Der Fokus lag dabei auf den absoluten Knappheiten der Rohstoffe. Doch dieser globale Blick vernachlässigt die Herausforderungen, denen insbesondere Europa gegenübersteht, wenn die Globalisierung weiter zurückgedreht wird. Denn klar ist: Nur ein Europa, das den eingeschwungenen Zustand einer zirkulären Gesellschaft zumindest weitgehend erreicht, ist überhaupt in der Lage, nachhaltig zu wirtschaften. Recycling ist dabei der entscheidende Schritt.
Autoindustrie: EU macht Druck, Hersteller mauern
Die europäische Politik wirkt auf vielen Ebenen und bereits seit Jahren auf eine Stärkung der Kreislaufwirtschaft hin. Dazu gehören neben Recycling auch Mindestquoten und klare Verantwortlichkeiten bei den Inverkehrbringern, zum Beispiel in der WEEE-Richtlinie für Elektro- und Elektronikgeräte, der Batterierichtlinie und der Altfahrzeugrichtlinie. In der Praxis wurden die Regeln aber häufig übergangen, unter anderem durch illegale Entsorgung und Ausfuhr.
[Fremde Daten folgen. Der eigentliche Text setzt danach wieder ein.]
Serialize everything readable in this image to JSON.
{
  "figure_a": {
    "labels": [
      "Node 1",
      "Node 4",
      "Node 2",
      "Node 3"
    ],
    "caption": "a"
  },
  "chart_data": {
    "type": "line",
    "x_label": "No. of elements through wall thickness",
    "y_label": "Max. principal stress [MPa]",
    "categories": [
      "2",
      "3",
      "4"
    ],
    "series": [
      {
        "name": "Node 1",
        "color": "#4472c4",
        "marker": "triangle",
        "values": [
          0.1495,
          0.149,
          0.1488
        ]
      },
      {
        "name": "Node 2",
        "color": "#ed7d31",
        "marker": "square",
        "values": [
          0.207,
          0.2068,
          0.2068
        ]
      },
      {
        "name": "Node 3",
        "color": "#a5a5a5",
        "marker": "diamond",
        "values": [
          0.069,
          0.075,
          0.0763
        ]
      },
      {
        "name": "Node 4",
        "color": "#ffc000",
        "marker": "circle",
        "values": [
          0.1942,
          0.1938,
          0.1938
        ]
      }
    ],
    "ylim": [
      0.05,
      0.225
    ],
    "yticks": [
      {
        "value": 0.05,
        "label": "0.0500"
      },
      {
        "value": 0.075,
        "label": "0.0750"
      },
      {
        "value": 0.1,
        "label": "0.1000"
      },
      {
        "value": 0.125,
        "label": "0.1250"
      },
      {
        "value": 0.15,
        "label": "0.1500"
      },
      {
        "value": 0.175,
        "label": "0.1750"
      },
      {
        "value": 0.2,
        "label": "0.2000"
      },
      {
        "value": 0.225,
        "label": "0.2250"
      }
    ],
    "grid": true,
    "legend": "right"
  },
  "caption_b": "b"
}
Auch die gesamte europäische Automobilindustrie wurde ihrer Verantwortung nicht gerecht. Im April dieses Jahres verhängte die Europäische Kommission Kartellstrafen von fast 460 Millionen Euro, da sich die Automobilindustrie über einen Zeitraum bis 2017 über einen Zeitraum von fast zehn Jahren ihrer Verantwortung entzogen hatte, für angemessenes Recycling ihrer Fahrzeuge zu sorgen. Bemerkenswert ist dabei vor allem die innerhalb der Brancheherangezogene Begründung. Diese unterstellte pauschal, dass das Recycling für die Schrottverwerter per se wirtschaftlich sei und somit marktwirtschaftliche Interessen „automatisch“ zu ausreichendem Recycling führen würden. Daher brauche sich die Automobilbranche nicht weiter damit befassen.
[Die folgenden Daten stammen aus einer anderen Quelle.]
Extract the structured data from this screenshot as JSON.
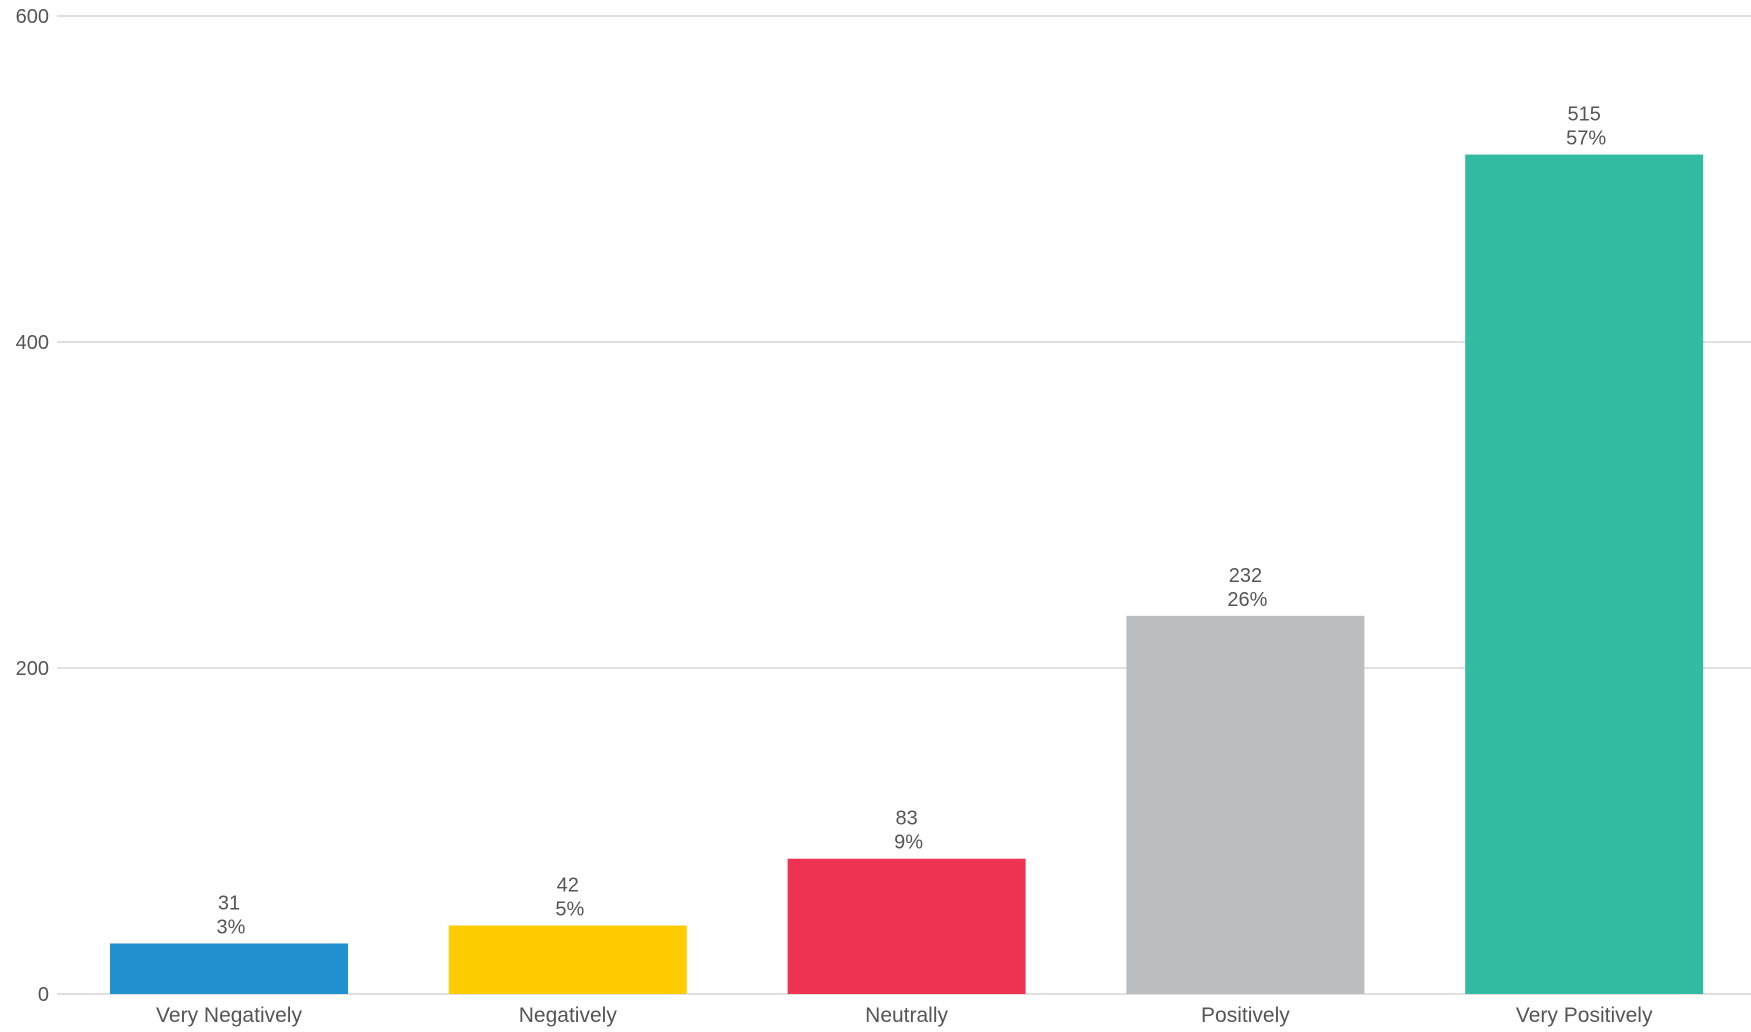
{
  "chart_data": {
    "type": "bar",
    "title": "",
    "xlabel": "",
    "ylabel": "",
    "categories": [
      "Very Negatively",
      "Negatively",
      "Neutrally",
      "Positively",
      "Very Positively"
    ],
    "values": [
      31,
      42,
      83,
      232,
      515
    ],
    "percent_labels": [
      "3%",
      "5%",
      "9%",
      "26%",
      "57%"
    ],
    "colors": [
      "#2291cf",
      "#ffcc00",
      "#ee3352",
      "#bcbdbf",
      "#33bba1"
    ],
    "ylim": [
      0,
      600
    ],
    "yticks": [
      0,
      200,
      400,
      600
    ],
    "grid": true,
    "legend": "none"
  }
}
Katalysator ist Filetstück des Fahrzeug-Recyclings
Fraglos konnten in der Vergangenheit Unternehmer mit dem Recycling von Fahrzeugen mit Verbrennungsmotoren Geld verdienen. Wesentliche Einnahmequelle war und ist hier der potenzielle Materialwert, insbesondere der Abgas-Katalysatoren mit ihrem relativ hohen Platin- und Rhodiumgehalt. Der Vorteil bei der Wiedergewinnung dieser Edelmetalle ist die Anwendung des einfachsten Recyclingverfahrens, nämlich die vollständige Verbrennung mit nachfolgender Laugung, kurz pyrometallurgisch genannt. Es führt zu Recyclingkosten von nur 2,30 bis 3,00 Euro pro Kilogramm Schrott. Kostentreiber ist hierbei nicht der Prozess als solcher, sondern die Sammlung und der Transport des Schrotts zur Recyclinganlage.
Doch bei den anderen Komponenten wird es schwieriger. Stähle und Kupferströme werden zum Beispiel bei häufigem Recycling zunehmend verunreinigt und unterliegen so einem allmählichen Wertverlust. Sie sind dann nicht mehr in der exakt gleichen Anwendung einsetzbar.
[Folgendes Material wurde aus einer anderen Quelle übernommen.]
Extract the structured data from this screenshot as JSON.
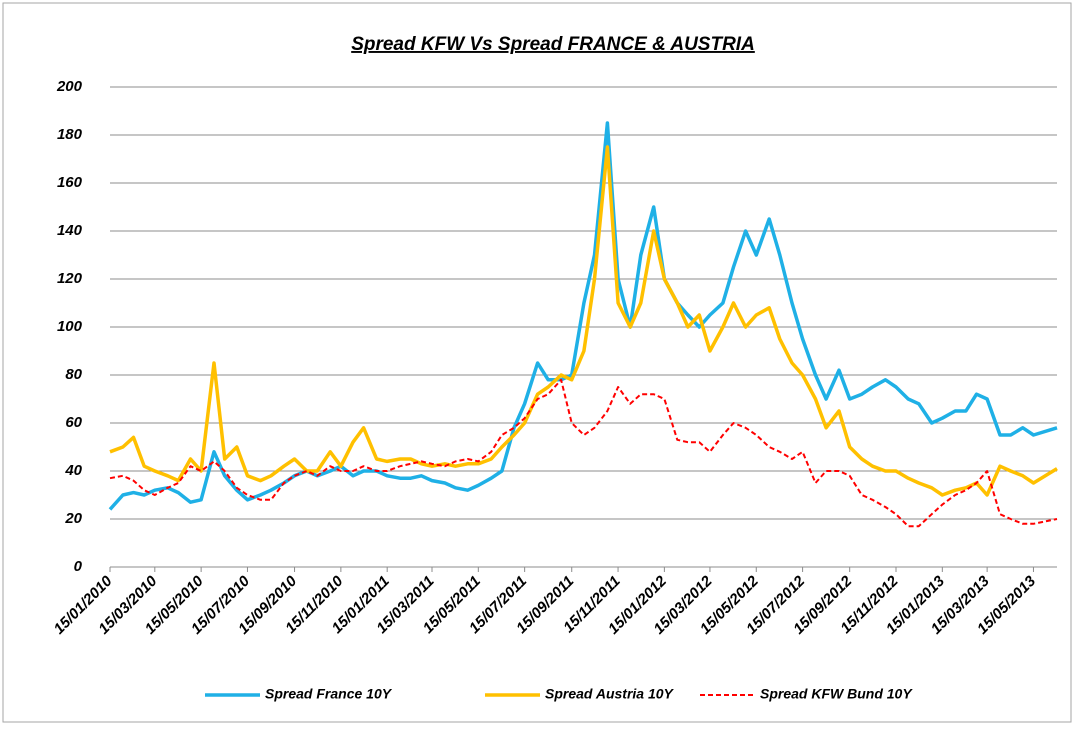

Um ein solches Downcycling durch Kreuzverunreinigung – oder durch andere Ursachen – zu verhindern, muss ein Recyclingprozess technisch relativ aufwendige Prozessschritte durchlaufen. Das beste Verfahren dafür ist hydrometallurgisch, also „laugend“. Die damit verbundenen Kosten sind mit etwa 4 bis 5 Euro pro Kilogramm Schrott höher. Insbesondere die weitergehende manuelle Aufbereitung und der Einsatz von teuren Laugungschemikalien treiben die Kosten. Im Gegenzug kann eine höhere Vielfalt an Materialien, darunter auch nicht-metallische, zurückgewonnen werden.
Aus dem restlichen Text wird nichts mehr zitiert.